To do this, first, we need a function that takes all the parameters a
, b
, and c
as a single vector input, and returns the value mae()
based on those parameters:
Here we go
def quad_mae(params):
f = mk_quad(*params)
return mae(f(x), y)
We're first going to do exactly the same thing as we did manually -- pick some arbitrary starting point for our parameters. We'll put them all into a single tensor:
abc = torch.tensor([1.1,1.1,1.1])
To tell PyTorch that we want it to calculate gradients for these parameters, we need to call requires_grad_()
:
abc.requires_grad_()
We can now calculate mae()
. Generally, when doing gradient descent, the thing we're trying to minimise is called the loss:
loss = quad_mae(abc)
loss
To get PyTorch to now calculate the gradients, we need to call backward()
loss.backward()
The gradients will be stored for us in an attribute called grad
:
abc.grad
According to these gradients, all our parameters are a little low. So let's increase them a bit. If we subtract the gradient, multiplied by a small number(this small number is the learning rate), that should improve them a bit:
The above gradient just simply means that if we have to decrease the loss more efficiently we have to increase parameter "a" the most then "c" and "b"
with torch.no_grad():
abc -= abc.grad*0.01
loss = quad_mae(abc)
print(f'loss={loss:.2f}')
ye! We decrease our loss
BTW, you'll see we had to wrap our calculation of the new parameters in with
torch.no
_grad()
. That disables the calculation of gradients for any operations inside that context manager. We have to do that, because abc -= abc.grad*0.01
isn't actually part of our quadratic model, so we don't want derivitives to include that calculation.

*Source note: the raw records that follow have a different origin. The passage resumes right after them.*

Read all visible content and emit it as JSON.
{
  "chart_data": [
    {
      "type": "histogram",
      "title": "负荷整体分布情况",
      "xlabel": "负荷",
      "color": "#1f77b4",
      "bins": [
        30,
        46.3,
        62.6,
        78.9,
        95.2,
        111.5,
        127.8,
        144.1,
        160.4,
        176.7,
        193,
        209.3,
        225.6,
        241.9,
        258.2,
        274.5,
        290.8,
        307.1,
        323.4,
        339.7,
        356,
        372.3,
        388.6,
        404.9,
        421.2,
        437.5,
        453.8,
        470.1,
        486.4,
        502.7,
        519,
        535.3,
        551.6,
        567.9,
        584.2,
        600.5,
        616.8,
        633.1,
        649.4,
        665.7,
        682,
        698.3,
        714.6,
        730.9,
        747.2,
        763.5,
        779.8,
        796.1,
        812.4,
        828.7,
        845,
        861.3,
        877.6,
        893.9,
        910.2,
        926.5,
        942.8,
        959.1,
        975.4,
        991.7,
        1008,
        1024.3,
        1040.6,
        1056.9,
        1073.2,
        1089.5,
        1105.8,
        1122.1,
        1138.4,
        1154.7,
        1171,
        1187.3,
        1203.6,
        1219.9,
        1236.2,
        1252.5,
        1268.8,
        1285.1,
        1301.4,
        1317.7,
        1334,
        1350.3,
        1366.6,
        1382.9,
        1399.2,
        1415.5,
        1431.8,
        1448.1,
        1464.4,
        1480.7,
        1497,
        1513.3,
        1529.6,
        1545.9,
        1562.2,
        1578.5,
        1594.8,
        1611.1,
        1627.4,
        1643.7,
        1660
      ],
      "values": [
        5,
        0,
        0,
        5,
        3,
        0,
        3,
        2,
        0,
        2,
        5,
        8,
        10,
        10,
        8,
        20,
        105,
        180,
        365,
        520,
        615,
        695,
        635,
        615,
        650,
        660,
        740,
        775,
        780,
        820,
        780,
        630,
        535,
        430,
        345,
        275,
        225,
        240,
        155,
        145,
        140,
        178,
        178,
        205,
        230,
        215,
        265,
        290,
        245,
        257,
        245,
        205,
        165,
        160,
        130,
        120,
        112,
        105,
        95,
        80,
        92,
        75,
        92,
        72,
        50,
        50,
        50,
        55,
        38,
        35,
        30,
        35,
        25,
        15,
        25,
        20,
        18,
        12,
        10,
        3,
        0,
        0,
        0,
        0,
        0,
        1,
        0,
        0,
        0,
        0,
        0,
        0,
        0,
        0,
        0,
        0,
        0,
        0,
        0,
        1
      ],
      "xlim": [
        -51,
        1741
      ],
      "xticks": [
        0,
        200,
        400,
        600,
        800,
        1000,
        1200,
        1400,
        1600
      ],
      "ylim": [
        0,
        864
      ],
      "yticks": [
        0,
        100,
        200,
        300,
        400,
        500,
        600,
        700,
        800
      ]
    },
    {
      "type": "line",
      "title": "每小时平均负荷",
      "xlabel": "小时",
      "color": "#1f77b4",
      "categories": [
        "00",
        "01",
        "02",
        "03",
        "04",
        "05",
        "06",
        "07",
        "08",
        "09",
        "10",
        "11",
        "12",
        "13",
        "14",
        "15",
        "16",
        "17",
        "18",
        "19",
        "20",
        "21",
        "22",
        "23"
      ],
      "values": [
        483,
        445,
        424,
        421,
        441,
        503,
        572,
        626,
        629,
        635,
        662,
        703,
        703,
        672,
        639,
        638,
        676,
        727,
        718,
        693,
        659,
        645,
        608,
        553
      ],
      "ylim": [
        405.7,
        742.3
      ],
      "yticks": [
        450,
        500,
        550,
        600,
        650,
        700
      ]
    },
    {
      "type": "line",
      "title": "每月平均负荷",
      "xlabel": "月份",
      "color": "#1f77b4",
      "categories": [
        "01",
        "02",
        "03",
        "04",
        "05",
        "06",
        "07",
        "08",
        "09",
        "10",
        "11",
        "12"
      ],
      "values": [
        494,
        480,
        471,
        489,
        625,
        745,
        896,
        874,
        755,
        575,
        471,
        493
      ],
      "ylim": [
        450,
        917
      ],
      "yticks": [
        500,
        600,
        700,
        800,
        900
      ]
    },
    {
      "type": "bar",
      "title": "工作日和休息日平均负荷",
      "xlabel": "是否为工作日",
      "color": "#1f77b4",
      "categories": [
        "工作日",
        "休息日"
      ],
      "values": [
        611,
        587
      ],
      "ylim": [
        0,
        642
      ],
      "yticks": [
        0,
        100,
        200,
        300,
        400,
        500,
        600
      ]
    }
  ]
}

I know this above line may be tough to understand for some guys but when I publish my back propagation blog I dig deeper into it
We can use a loop to do a few more iterations of this:
for i in range(10):
loss = quad_mae(abc)
loss.backward()
with torch.no_grad(): abc -= abc.grad*0.01
print(f'step={i}; loss={loss:.2f}')
As you can see, our loss keeps going down!
If you keep running this loop for long enough, however, you'll see that the loss eventually starts increasing for a while. That's because once the parameters get close to the correct answer, our parameter updates will jump right over the correct answer! To avoid this, we need to decrease our learning rate as we train. This is done using a learning rate schedule and can be automated in most deep learning frameworks, such as PyTorch as well as fastai.
and once u get the parameter that is close to the correct answer for some particular input our model gets trained and that's how the neural network works.